Strengths and limitations

This study contributes with knowledge about the prevalence of frailty in older adults in the ED, and highlights some of the methodological challenges in studying this phenomenon in the busy ED setting. Of eligible patients, only 32% were included and screened for frailty, resulting in a considerable dropout, which compromised the inclusion of patients. Patients were included mostly during the daytime; the reason might be that two of the EDs had an RN/research assistant available to support data collection during the daytime, but not during evening and night shifts. It may also be an indication that older adults mostly seek care during daytime. Other reasons might be, as shown in previous studies, shortage of staff in the evenings and nights, and the fast-paced nature of ED care that may obstruct data collection. Further, the documentation of the assessment was done manually and not included in the EHR, which may have been perceived as extra work for the RNs in the triage. Further, patients with cognitive impairment, patients with difficulties to understand and answer the questions and patients with time-sensitive-conditions were excluded. If these patients had been included, the prevalence of frailty might have been higher. Even though our study confirms results from previous research using different tools, the FRESH instrument should be supplemented with screening tools for cognitive impairment, as suggested by expert clinical recommendations for geriatric emergency medicine [20].
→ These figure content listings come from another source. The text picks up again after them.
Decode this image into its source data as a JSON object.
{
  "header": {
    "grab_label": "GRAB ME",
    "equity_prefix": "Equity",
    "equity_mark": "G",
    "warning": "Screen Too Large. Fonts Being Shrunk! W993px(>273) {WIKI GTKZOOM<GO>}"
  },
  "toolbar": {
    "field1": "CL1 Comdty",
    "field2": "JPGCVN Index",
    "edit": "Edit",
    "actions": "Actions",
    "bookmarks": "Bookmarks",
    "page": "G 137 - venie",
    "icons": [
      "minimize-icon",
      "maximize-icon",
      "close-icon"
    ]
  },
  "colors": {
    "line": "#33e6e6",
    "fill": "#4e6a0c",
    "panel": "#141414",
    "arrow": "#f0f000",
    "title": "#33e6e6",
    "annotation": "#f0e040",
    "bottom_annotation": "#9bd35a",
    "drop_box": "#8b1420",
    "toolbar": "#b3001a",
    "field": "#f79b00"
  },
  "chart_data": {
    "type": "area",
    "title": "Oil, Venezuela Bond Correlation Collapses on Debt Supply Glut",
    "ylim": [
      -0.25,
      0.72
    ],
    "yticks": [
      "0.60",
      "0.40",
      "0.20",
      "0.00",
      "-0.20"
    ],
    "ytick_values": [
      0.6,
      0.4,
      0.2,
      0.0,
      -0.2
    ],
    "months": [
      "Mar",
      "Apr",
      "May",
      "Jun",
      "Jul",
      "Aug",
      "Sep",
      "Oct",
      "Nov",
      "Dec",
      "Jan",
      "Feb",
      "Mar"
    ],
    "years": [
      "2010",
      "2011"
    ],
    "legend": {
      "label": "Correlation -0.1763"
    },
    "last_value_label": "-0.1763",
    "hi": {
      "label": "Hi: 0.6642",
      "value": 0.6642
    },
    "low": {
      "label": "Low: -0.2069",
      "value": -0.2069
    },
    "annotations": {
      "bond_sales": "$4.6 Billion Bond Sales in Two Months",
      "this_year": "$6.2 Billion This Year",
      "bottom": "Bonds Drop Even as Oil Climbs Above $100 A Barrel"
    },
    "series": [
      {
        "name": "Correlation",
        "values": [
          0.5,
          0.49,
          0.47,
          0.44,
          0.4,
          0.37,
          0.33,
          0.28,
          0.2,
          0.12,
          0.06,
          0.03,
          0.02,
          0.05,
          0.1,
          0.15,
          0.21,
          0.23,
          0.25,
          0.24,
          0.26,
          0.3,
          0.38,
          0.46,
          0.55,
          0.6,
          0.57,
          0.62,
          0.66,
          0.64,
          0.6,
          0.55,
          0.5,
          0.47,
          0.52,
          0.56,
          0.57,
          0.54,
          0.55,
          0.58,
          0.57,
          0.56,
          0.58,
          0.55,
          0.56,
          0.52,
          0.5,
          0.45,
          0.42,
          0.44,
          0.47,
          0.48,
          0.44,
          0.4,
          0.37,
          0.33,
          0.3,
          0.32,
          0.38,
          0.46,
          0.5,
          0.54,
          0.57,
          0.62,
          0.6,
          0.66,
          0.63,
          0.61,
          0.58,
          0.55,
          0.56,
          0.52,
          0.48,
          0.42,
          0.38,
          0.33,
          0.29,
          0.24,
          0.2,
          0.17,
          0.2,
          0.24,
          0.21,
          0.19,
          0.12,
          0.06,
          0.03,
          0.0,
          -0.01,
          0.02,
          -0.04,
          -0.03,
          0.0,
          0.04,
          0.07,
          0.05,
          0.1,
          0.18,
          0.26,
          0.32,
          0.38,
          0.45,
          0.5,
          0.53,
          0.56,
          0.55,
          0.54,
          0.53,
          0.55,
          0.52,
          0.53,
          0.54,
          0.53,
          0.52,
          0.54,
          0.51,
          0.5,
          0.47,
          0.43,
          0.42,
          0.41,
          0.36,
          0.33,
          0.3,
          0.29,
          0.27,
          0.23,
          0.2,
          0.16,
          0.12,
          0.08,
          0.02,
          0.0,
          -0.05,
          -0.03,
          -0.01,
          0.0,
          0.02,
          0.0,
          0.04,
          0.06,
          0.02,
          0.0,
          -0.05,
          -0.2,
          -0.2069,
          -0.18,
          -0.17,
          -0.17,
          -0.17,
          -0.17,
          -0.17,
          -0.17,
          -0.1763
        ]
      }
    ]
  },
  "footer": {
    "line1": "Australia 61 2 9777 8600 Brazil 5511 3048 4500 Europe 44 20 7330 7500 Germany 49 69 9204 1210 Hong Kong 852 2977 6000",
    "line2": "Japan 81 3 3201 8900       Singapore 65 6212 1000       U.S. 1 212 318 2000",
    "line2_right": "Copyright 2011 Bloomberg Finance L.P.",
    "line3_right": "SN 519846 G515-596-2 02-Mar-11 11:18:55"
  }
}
As the study was conducted at three EDs in two regions, representing various levels of ED care and urban and more rural populations, it can be assumed that the data provide a good representation of ED care in Sweden. However, generalizability to other countries is dependent on demography, and should be done with caution.

Conclusion

This study shows a high prevalence of frailty in older adults seeking ED care. Factors associated with frailty were living in a residential care facility, age ≥ 80 years, being a woman and arriving with EMS to the ED and being admitted to in-hospital care. Frailty screening should be incorporated in the triage system for an early identification of frail patients who need tailored interventions and to avoid unnecessary risk and harm. More studies using the FRESH instrument are needed to further confirm our findings and to develop the methods for screening for frailty in the ED.